My tent is made for a queen sized mattress. They also make one for king size. The mattress and everything goes into the tent. The tent itself didn't take too much work to put together. Getting the big mattress in was actually the hardest part.

It is actually quite spacious inside. I can sit up in it without a problem. At night, here's my view:

A hose runs from the generator through a hole into the tent. The tent has giant flaps on each side that can be zipped open during the day when you aren't sleeping and folded up on top of the tent. The hose lets in the right oxygen level and when it's zipped up, the pressure in the tent is simulated to the high altitude then too.

Occasionally, during the day, I even work on my computer from the tent.
Cinna sees VO2 improvements too
It is hard to just jump out of at a moment's notice. You are zipped into this tent of plastic.
Plastic everywhere!

And it does get a little warm with all the plastic. Usually we keep our house at 76 degrees and a low ceiling fan setting in the master bedroom. With the tent and probably a little from the heat created by the generator in the bathroom, I kept the house each night at 74 degrees and a medium ceiling fan setting in the bedroom.


How do you do it?

Week 1 I started out at 4,000 feet altitude and slowly moved it up nightly until I was at 8,000 feet altitude. Hang out here a couple days, before I moved it up until I was at 9,000 feet altitude. I'm not going to lie - you sleep pretty bad during the adjustment time. It's very restless sleep. And I'm usually a pretty deep sleeper.

Once adjusted though, it's no different from a normal night... except you are in a plastic tent.

It takes 3-5 weeks to start seeing effects.
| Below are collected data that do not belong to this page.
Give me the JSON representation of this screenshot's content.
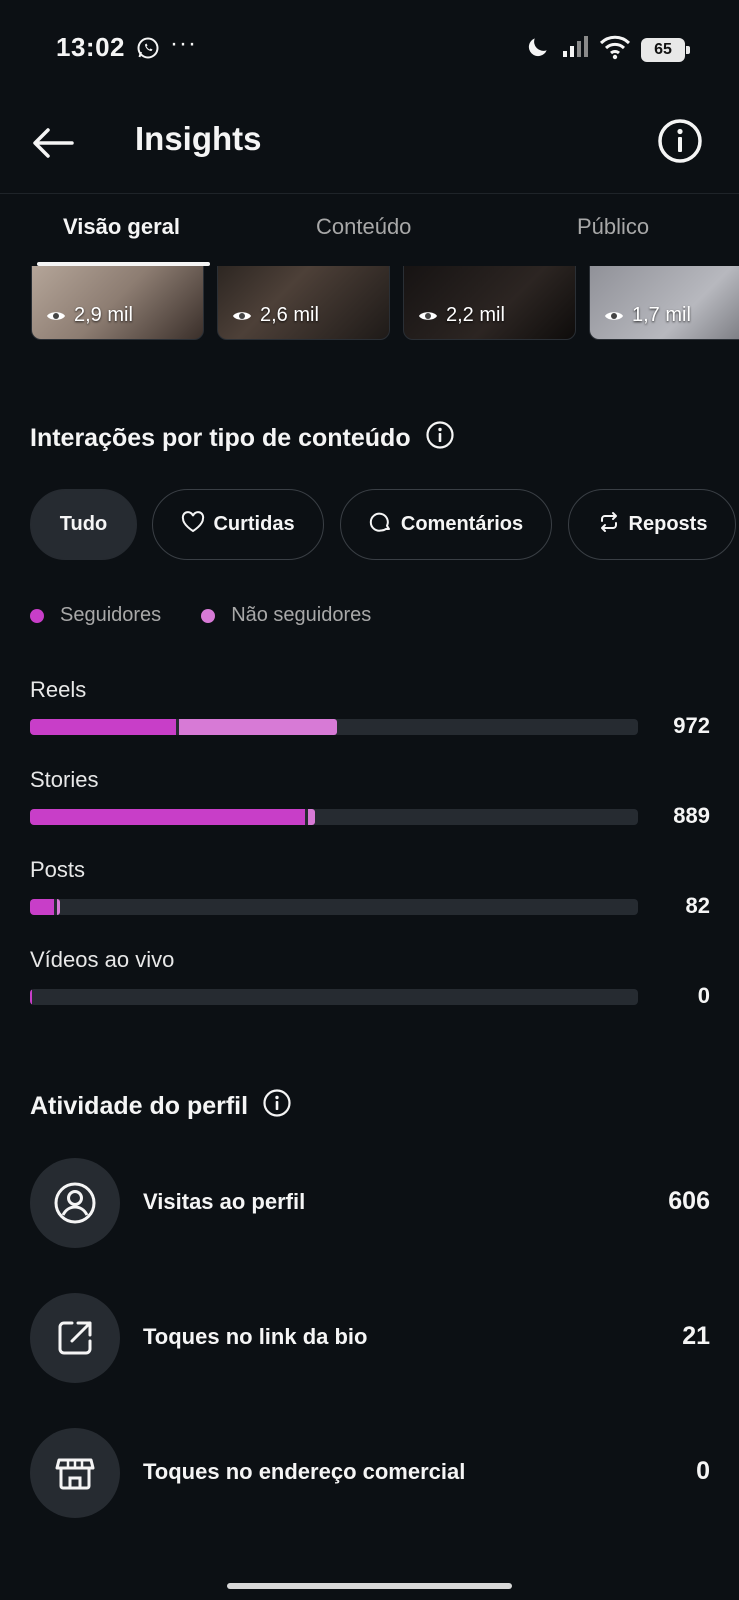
{
  "status_bar": {
    "time": "13:02",
    "dots": "···",
    "battery": "65"
  },
  "header": {
    "title": "Insights"
  },
  "tabs": [
    {
      "label": "Visão geral",
      "active": true
    },
    {
      "label": "Conteúdo",
      "active": false
    },
    {
      "label": "Público",
      "active": false
    }
  ],
  "thumbnails": [
    {
      "views": "2,9 mil"
    },
    {
      "views": "2,6 mil"
    },
    {
      "views": "2,2 mil"
    },
    {
      "views": "1,7 mil"
    }
  ],
  "interactions": {
    "title": "Interações por tipo de conteúdo",
    "filters": [
      {
        "label": "Tudo",
        "active": true
      },
      {
        "label": "Curtidas",
        "icon": "heart-icon"
      },
      {
        "label": "Comentários",
        "icon": "comment-icon"
      },
      {
        "label": "Reposts",
        "icon": "repost-icon"
      }
    ],
    "legend": [
      {
        "label": "Seguidores",
        "color": "#c83ec8"
      },
      {
        "label": "Não seguidores",
        "color": "#d77ad6"
      }
    ],
    "rows": [
      {
        "label": "Reels",
        "value": "972",
        "followers": 0.24,
        "non_followers": 0.26
      },
      {
        "label": "Stories",
        "value": "889",
        "followers": 0.452,
        "non_followers": 0.012
      },
      {
        "label": "Posts",
        "value": "82",
        "followers": 0.04,
        "non_followers": 0.004
      },
      {
        "label": "Vídeos ao vivo",
        "value": "0",
        "followers": 0.004,
        "non_followers": 0
      }
    ]
  },
  "profile_activity": {
    "title": "Atividade do perfil",
    "rows": [
      {
        "label": "Visitas ao perfil",
        "value": "606",
        "icon": "profile-icon"
      },
      {
        "label": "Toques no link da bio",
        "value": "21",
        "icon": "external-link-icon"
      },
      {
        "label": "Toques no endereço comercial",
        "value": "0",
        "icon": "storefront-icon"
      }
    ]
  },
  "colors": {
    "background": "#0c1014",
    "followers": "#c83ec8",
    "non_followers": "#d77ad6",
    "track": "#262b31"
  }
}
I used it for 6 weeks leading up to Bighorn.

After Bighorn, I actually moved up to 10,100 feet of altitude. My oxygen saturation typically shows 87-90% at this altitude, versus the 98% we all walk around at if we're in good physical condition.
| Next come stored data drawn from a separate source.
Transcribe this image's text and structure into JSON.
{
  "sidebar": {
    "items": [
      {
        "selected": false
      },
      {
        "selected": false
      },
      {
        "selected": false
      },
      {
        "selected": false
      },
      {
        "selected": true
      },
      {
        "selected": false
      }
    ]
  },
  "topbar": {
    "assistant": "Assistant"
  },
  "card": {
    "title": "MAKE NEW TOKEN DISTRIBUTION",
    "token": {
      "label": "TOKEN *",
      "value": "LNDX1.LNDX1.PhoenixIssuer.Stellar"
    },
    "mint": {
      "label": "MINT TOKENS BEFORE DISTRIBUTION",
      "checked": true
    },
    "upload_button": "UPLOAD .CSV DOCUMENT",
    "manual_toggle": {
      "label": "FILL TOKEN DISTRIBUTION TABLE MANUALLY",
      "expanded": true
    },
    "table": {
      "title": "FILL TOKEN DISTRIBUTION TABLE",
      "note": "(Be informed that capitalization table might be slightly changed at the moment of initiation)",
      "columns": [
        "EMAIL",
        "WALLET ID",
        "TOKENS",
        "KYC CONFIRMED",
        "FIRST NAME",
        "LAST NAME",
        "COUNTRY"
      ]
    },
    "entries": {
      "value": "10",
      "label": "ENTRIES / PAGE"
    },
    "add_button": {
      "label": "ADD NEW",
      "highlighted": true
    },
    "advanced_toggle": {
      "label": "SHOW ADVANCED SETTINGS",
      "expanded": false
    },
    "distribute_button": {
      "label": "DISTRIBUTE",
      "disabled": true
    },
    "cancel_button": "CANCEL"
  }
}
The system also had an exercise kit, where I can hook a mask up to the generator with a hose and run on a treadmill. I did this a handful of times, but for my use of time and the training I was doing, it was easier for this training phase to just go with the passive tent use.
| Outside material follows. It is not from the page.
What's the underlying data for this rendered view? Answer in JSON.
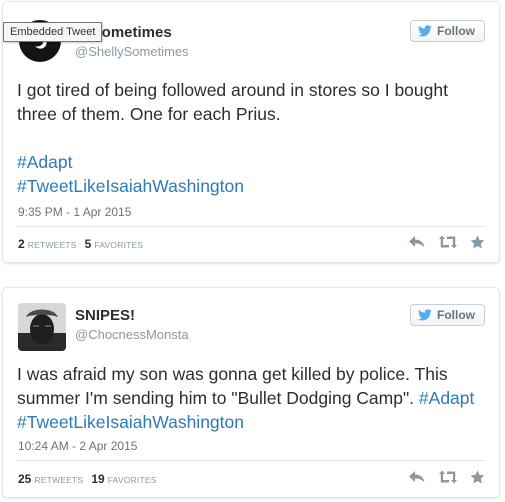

There was also a suggested protocol, called Intermittent Hypoxic Training, where you sit for an hour a day. 5 minutes with the mask on, 5 minutes with it off. BUT the generator was set to 21,000 feet. In the life of a busy mom, I just couldn't make use of this protocol much. A dedicated hour of sitting doesn't come often. And at 21,000 feet, you can't just hang out and work on the computer. Your energy gets zapped and you just focus on not passing out. I'm not a doctor, but it refines alveoli in the lungs or some other such useful but not required aspect of adjusting to altitude.

Does It Work?

The elites seem to think so, and I personally think so too.

Right before Bighorn, we redid my metabolic testing, and without a big change in quality of workouts or total mileage, I saw great improvements.


Other sea level runners at Bighorn said they could definitely feel the altitude. Aside from an expected heart pounding in the head feeling on big uphills in the race, which would have been tough uphills even at sea level, I felt like I was able to run my normal paces at home. Even better...

Bandera 50K in January - very little climb, technical course - 9:52

Bighorn 50K in June - 5000 ft ascent, 8500 ft descent, technical course, 7000-8500 feet altitude most of the way - 9:30 (and that included going off course for 1.2 miles, so roughly 20 minutes off-course)

I knew I would be happy if I beat my Bandera time, so I was thrilled with this finish. And the tent helped give some confidence to pursue a race like Bighorn. Aside from me and my good friend Lesley, the other 30+ women in our age group were all from the 5 states right there around the race where they live at higher altitude.

I will stop using the tent once I go to Tahoe Rim Trail 50M next Saturday, and then I'll be able to tell you if it worked for that race, which averages about 9000 feet altitude the whole way.

In the meantime, I'm sharing the love and lending the tent to a friend who is training for Leadville 100, so he can enjoy 4 weeks of the effects!